Experimentally detected holograms for vector vortex decoding are demonstrated. From left to right: (a) K increases from 2 to 6; (b) γ_K = − π/3, − π/6, 0, π/6 and π/3 with K = 3; (c) χ_K = − π/6, − π/12, 0, π/12 and π/6 with K = 3.

Figure 9

Theoretical simulations (curves) and experimental results (error bars) of single-shot detection of vector vortex states. Total angular momentum sorting under different conditions of wavelengths keeps the same in terms of the proposed scheme.

Discussion

In conclusion, single-shot wavelength-independent decoding of scalar and vector vortex states has been demonstrated both theoretically and experimentally by means of shearing interferometry using a single stationary geometric-phase waveplate. The birefringence-induced spin–orbit optical Hall effect is applied to divide the optical vortex states into several angular momentum components in order to realize simultaneous SAM and OAM sorting, which is now mainly realized through metasurfaces. Based on conventional detection techniques, the method on geometric-phase-based shearing interferometry is applicable within a certain wavelength range with the diffraction efficiency of 92.4% and the size of the optical element is beneficial to the configurability of optical systems.
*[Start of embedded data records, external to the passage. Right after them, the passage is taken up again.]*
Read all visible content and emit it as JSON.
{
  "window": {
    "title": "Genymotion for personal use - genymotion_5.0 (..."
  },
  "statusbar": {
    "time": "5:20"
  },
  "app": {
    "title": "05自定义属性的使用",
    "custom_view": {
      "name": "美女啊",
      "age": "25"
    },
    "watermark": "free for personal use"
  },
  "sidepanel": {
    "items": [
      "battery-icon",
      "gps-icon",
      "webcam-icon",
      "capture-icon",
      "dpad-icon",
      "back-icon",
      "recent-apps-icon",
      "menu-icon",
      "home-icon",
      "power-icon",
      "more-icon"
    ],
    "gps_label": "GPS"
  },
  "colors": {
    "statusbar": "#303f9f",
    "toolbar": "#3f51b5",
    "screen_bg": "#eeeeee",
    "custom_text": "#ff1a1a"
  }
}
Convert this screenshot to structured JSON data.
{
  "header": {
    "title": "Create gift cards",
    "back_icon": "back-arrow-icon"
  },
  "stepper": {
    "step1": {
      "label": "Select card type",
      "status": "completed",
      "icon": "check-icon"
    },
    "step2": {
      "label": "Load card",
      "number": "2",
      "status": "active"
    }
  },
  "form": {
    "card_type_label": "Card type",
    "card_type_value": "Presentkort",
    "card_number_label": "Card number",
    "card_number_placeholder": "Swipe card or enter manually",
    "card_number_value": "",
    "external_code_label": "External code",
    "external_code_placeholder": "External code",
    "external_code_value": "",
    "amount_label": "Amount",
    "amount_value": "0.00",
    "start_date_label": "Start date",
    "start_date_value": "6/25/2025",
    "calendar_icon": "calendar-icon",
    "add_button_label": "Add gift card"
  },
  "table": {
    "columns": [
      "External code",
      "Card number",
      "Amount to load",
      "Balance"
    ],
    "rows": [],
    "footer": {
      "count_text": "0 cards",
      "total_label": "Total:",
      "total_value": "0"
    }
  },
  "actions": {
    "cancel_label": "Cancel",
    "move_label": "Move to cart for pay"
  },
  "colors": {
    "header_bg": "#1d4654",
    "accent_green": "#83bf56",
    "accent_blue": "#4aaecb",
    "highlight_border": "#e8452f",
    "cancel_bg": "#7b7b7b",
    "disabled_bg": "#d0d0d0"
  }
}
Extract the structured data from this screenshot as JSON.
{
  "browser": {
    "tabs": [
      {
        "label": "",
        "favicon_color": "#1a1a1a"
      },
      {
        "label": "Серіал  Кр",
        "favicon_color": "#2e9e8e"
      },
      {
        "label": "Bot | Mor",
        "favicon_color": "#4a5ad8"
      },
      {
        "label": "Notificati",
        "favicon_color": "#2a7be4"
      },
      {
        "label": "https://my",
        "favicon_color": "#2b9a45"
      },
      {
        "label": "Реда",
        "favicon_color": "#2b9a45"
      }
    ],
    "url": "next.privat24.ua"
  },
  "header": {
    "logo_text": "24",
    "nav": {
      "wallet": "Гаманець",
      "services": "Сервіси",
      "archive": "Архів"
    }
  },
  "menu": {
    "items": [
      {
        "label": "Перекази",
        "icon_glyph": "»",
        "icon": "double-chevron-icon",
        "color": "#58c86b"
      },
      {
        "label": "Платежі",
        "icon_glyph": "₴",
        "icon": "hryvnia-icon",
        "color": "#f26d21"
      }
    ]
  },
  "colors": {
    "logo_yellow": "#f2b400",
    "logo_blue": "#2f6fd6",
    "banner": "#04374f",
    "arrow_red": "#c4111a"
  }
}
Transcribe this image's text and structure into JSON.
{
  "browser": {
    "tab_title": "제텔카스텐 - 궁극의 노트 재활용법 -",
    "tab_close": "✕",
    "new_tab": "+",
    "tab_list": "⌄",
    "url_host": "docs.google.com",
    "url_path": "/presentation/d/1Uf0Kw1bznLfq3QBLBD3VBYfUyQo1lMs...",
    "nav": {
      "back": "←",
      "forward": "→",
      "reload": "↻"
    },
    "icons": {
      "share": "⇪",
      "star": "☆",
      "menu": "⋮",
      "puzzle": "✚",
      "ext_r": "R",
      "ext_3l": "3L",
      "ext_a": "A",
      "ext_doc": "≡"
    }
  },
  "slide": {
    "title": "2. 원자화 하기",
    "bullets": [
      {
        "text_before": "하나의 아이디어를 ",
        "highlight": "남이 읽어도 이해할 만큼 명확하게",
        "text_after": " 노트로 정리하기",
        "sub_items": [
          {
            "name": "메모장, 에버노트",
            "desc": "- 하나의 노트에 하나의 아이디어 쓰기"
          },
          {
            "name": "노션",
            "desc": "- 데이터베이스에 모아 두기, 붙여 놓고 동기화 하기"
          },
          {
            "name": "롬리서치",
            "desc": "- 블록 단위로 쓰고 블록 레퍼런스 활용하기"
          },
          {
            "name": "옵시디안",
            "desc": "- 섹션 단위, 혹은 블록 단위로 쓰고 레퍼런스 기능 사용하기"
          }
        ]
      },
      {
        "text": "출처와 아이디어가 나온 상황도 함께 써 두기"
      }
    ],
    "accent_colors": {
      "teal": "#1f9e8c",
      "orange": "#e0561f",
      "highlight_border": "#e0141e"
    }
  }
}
Comparing with recent works on vortex detection, the fabrication process and structure of the recorded geometric-phase waveplate are designed to become simpler, while it maintains detection functions and working efficiency. Moreover, SAM and OAM modes of different vortices in a large mode space have mainly been distinguished simultaneously through metasurfaces so far. In order to enrich the field of information decoding, another holographic method has been theoretically designed and experimentally demonstrated in this work to realize total angular momentum sorting efficiently. This scalability may make the proposed decoding method have applications in the fields of optical communication and information processing.

Methods

Material preparation

The sample is a kind of supermolecule materials through ionic self-assembly of poly ionic liquid and azobenzene dyes. The preparation process has been reported in Ref.³³. The charged polymer poly (1-butyl-vinylpyridinium bromide) is selected as the main chain, and the methyl orange dye is selected as the building unit. For the preparation of ionic self-assembly complex, 2 mg/ml poly ionic liquid aqueous solution is added to methyl orange aqueous solution at the molar charge ratio of 1:1. The precipitated complex is filtrated and washed several times with doubly distilled water, then dried in vacuum at 60 °C for 12 h. The thickness of the sample is 1 μm.